Expression of TRAIL(114-281) mediated by adeno-associated virus and its tumoricidal activity

Abstract

To investigate the expression of the soluble tumor necrosis factor-related apoptosis-inducing ligand (TRAIL) mediated by adeno-associated virus (AAV) and its tumoricidal activity in vitro and vivo. The recombinant AAV expression vector encoding the extracellular domain (114-281aa peptide, TRAIL(114-281)) of TRAIL was constructed and transfected into human embryotic kidney cells HEK293 for virus package. The human tumor cell lines of T lymphocyte leukemia Jurkat, liver cancer HepG2 and SMMC-7721, and cervical cancer HeLa were transduced by using the recombinant virus particles respectively. The recombinant virus particles were also injected into C57BL/6 mice via the hepatic portal vein or hypodermic, intramuscular, celiac and oral pathways to study the expression of TRAIL(114-281).
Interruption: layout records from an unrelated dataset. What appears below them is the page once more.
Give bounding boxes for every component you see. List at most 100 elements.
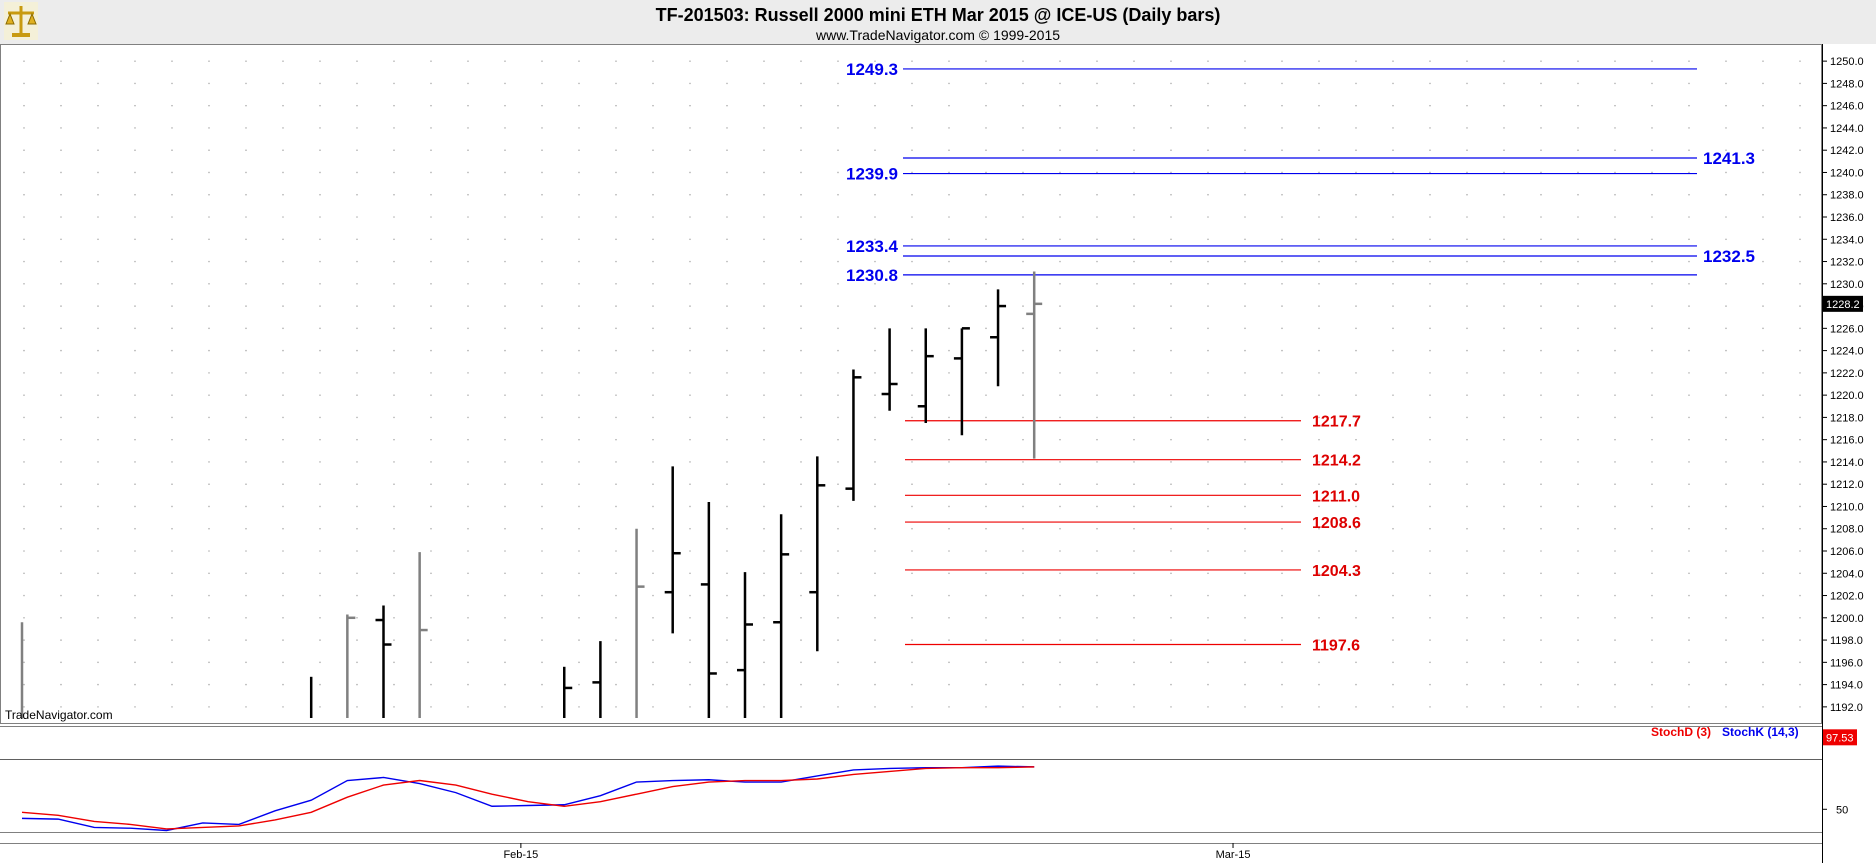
- stoch-last-box: [1823, 729, 1857, 746]
- grid-dot: [874, 661, 876, 664]
- grid-dot: [615, 461, 617, 463]
- grid-dot: [1540, 394, 1542, 396]
- grid-dot: [1022, 639, 1024, 641]
- grid-dot: [1540, 594, 1542, 597]
- grid-dot: [208, 305, 210, 307]
- grid-dot: [319, 372, 321, 374]
- grid-dot: [208, 260, 210, 263]
- grid-dot: [726, 683, 728, 686]
- grid-dot: [948, 238, 950, 241]
- grid-dot: [837, 60, 839, 62]
- price-tick-label: 1198.0: [1830, 635, 1863, 647]
- grid-dot: [763, 372, 765, 374]
- grid-dot: [282, 260, 284, 263]
- grid-dot: [430, 60, 432, 62]
- grid-dot: [1059, 550, 1061, 552]
- grid-dot: [504, 327, 506, 330]
- grid-dot: [1614, 550, 1616, 552]
- grid-dot: [1244, 572, 1246, 575]
- grid-dot: [985, 527, 987, 530]
- grid-dot: [541, 550, 543, 552]
- grid-dot: [800, 617, 802, 619]
- grid-dot: [652, 149, 654, 151]
- grid-dot: [1355, 639, 1357, 641]
- grid-dot: [134, 327, 136, 330]
- grid-dot: [1207, 193, 1209, 196]
- grid-dot: [1355, 283, 1357, 285]
- grid-dot: [1133, 149, 1135, 151]
- grid-dot: [60, 193, 62, 196]
- grid-dot: [1207, 438, 1209, 441]
- grid-dot: [652, 60, 654, 62]
- grid-dot: [1466, 372, 1468, 374]
- grid-dot: [652, 527, 654, 530]
- grid-dot: [837, 438, 839, 441]
- grid-dot: [1392, 683, 1394, 686]
- grid-dot: [726, 617, 728, 619]
- grid-dot: [615, 550, 617, 552]
- grid-dot: [689, 661, 691, 664]
- grid-dot: [1799, 661, 1801, 664]
- grid-dot: [319, 550, 321, 552]
- grid-dot: [615, 527, 617, 530]
- grid-dot: [208, 394, 210, 396]
- grid-dot: [874, 171, 876, 174]
- grid-dot: [1059, 505, 1061, 508]
- grid-dot: [1614, 127, 1616, 129]
- grid-dot: [1614, 60, 1616, 62]
- grid-dot: [578, 349, 580, 352]
- grid-dot: [97, 438, 99, 441]
- grid-dot: [356, 416, 358, 419]
- grid-dot: [1688, 461, 1690, 463]
- grid-dot: [726, 60, 728, 62]
- grid-dot: [1244, 82, 1246, 85]
- grid-dot: [1133, 104, 1135, 107]
- grid-dot: [1540, 617, 1542, 619]
- grid-dot: [1540, 438, 1542, 441]
- grid-dot: [1133, 305, 1135, 307]
- grid-dot: [1207, 171, 1209, 174]
- grid-dot: [689, 461, 691, 463]
- grid-dot: [1022, 327, 1024, 330]
- grid-dot: [615, 349, 617, 352]
- grid-dot: [504, 349, 506, 352]
- grid-dot: [60, 505, 62, 508]
- grid-dot: [245, 149, 247, 151]
- grid-dot: [1466, 349, 1468, 352]
- grid-dot: [578, 327, 580, 330]
- grid-dot: [282, 283, 284, 285]
- grid-dot: [615, 327, 617, 330]
- grid-dot: [615, 171, 617, 174]
- grid-dot: [578, 149, 580, 151]
- grid-dot: [726, 216, 728, 218]
- grid-dot: [800, 82, 802, 85]
- grid-dot: [911, 438, 913, 441]
- grid-dot: [245, 60, 247, 62]
- grid-dot: [578, 572, 580, 575]
- grid-dot: [1688, 550, 1690, 552]
- grid-dot: [393, 283, 395, 285]
- grid-dot: [1577, 127, 1579, 129]
- grid-dot: [208, 505, 210, 508]
- grid-dot: [1355, 327, 1357, 330]
- grid-dot: [97, 260, 99, 263]
- grid-dot: [1133, 372, 1135, 374]
- grid-dot: [245, 283, 247, 285]
- grid-dot: [1466, 661, 1468, 664]
- grid-dot: [800, 706, 802, 708]
- grid-dot: [1799, 372, 1801, 374]
- grid-dot: [1725, 127, 1727, 129]
- grid-dot: [985, 683, 987, 686]
- grid-dot: [504, 483, 506, 486]
- grid-dot: [1170, 461, 1172, 463]
- grid-dot: [1170, 149, 1172, 151]
- grid-dot: [1096, 438, 1098, 441]
- grid-dot: [874, 706, 876, 708]
- grid-dot: [430, 461, 432, 463]
- grid-dot: [578, 438, 580, 441]
- grid-dot: [208, 372, 210, 374]
- price-bar: [664, 466, 681, 634]
- grid-dot: [948, 438, 950, 441]
- grid-dot: [1466, 104, 1468, 107]
- price-bar: [592, 641, 602, 718]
The recombinant virus titer was determined by real-time PCR. The expression of TRAIL(114-281) was evaluated by ELISA, Western blotting and immunohistochemistry assay respectively. The tumoricidal activity and apoptosis were evaluated by MTT assay. The recombinant AAV encoding for the soluble TRAIL (114 - 281aa) were constructed successfully. The titer of recombinant virus was 7.5 x 10(12) genome particles (Gps)/ml. Transduction of rAAV-TRAIL(114-281) led to high level expression of TRAIL(114-281) and the induction of apoptosis of Jurkat, Hela and SMMC-7721 cancer cells, but not HepG2 cells, in vitro. The recombinant peptide TRAIL(114-281) in trimeric active form was highly and constantly expressed in the hepatocytes and secreted into the serum up to 6 months in the of C57BL/6 mice injected with the recombinant virus particles via the hepatic portal vein. The peptide TRAIL(114-281) in the livers, but not other tissues, were also detected in the mice administrated with rAAV-TRAIL(114-281) particles via subcutaneous, intramuscular, intraceliac or oral pathway. The long term, stable and liver-tropism expression of peptide TRAIL(114-281) in mice mediated by rAAV-TRAIL(114-281) provides a prospective novel strategy for tumor gene therapy of numerous cancers, especially liver cancer.